We’re halfway into our relationship, and I’m helpless.
I saw what life is like without you.
And all I want is: you.
The only person I think about being with is: you.
It’s true, really. Sure, I wonder about someone from my culture, and consider the introductions, the simplicity, and imagine laughing at their charm, but they are tidbits, not enough, not loyal, intelligent, generous, in love, with me.
I wish we could go back to how things were.
Just like the Royals, back to July ’16.
And the fun months that preceded.
Dinners as friends that turned into dates, drinks with friends that turned into dates. Our unplanned trips spontaneously to LA. Mornings and nights of multiple rounds. God you were the best.

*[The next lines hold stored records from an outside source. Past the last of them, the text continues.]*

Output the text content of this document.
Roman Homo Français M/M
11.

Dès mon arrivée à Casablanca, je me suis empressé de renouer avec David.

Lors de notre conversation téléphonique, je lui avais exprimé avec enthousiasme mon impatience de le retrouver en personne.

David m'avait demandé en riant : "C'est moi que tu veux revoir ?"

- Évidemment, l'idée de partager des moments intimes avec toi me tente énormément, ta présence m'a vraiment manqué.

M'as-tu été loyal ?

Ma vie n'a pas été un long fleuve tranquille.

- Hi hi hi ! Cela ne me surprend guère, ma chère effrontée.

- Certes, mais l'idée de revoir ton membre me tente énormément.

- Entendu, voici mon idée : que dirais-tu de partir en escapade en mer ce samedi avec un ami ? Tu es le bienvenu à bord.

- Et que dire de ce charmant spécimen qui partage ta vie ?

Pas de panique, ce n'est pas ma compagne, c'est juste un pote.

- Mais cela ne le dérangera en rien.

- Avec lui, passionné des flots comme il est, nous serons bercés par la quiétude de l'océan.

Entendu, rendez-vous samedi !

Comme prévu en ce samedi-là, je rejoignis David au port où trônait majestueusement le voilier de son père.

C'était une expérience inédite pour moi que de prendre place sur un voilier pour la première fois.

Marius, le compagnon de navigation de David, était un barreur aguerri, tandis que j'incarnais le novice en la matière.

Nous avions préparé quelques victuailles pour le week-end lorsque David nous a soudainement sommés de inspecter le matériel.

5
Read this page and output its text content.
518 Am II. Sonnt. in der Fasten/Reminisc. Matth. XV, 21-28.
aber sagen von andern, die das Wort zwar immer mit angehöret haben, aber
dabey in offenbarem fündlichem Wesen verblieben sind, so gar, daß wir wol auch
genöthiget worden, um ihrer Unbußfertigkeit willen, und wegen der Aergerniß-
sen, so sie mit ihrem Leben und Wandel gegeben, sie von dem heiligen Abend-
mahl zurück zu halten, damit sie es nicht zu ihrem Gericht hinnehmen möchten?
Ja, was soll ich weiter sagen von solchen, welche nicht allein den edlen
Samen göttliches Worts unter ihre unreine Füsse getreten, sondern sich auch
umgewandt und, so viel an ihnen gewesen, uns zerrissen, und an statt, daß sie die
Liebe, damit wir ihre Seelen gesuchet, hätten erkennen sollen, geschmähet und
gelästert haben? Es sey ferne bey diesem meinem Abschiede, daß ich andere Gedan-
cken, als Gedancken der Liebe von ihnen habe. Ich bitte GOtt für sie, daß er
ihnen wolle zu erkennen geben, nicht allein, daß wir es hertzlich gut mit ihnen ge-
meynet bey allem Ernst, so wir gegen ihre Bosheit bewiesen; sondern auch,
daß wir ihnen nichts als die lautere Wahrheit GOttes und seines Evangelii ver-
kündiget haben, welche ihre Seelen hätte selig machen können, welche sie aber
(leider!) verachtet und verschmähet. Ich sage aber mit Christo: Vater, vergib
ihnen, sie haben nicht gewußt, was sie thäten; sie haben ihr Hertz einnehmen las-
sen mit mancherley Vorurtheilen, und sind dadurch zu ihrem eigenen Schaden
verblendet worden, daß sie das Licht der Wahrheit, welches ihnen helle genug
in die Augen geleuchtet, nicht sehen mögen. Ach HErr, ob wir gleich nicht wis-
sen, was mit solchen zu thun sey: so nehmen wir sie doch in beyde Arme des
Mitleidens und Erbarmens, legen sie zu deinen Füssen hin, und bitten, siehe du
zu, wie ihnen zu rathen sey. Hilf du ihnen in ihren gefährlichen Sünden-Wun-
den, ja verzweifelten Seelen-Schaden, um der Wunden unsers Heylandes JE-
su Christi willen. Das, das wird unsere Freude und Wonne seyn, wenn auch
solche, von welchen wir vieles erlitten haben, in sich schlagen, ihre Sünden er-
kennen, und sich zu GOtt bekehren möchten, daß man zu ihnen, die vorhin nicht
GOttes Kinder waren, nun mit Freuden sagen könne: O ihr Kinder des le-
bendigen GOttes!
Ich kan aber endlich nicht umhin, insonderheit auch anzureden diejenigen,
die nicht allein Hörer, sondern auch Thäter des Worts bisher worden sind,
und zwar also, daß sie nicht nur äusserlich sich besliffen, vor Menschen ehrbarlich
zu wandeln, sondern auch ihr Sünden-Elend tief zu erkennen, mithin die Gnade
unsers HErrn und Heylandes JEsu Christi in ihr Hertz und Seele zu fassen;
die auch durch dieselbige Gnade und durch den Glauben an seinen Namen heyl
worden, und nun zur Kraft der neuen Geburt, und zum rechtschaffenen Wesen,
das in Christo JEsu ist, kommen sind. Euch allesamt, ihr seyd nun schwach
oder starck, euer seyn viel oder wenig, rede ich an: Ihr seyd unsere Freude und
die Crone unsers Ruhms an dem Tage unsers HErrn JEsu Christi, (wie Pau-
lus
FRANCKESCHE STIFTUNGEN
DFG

The ease of knowing nothing, being consumed in your everything.
That was before I stumbled, exaggerated and crumbled it all.
I was so scared of loving you, so scared of having my heart broken;
So it made sense, I cracked it myself.
I couldn’t endure the loneliness that seemed bound.
Well its bound.
And now I’m obsessed, but I need distance.
I want babies, but I can’t fathom a happy aisle.
And I don’t know if we’ll recover if we break up again. Again.
I don’t want to show you my soul, then runaway, then 3 months later come back to you again.
Can you do the thinking, this time too.
Can you just tell me what we should do.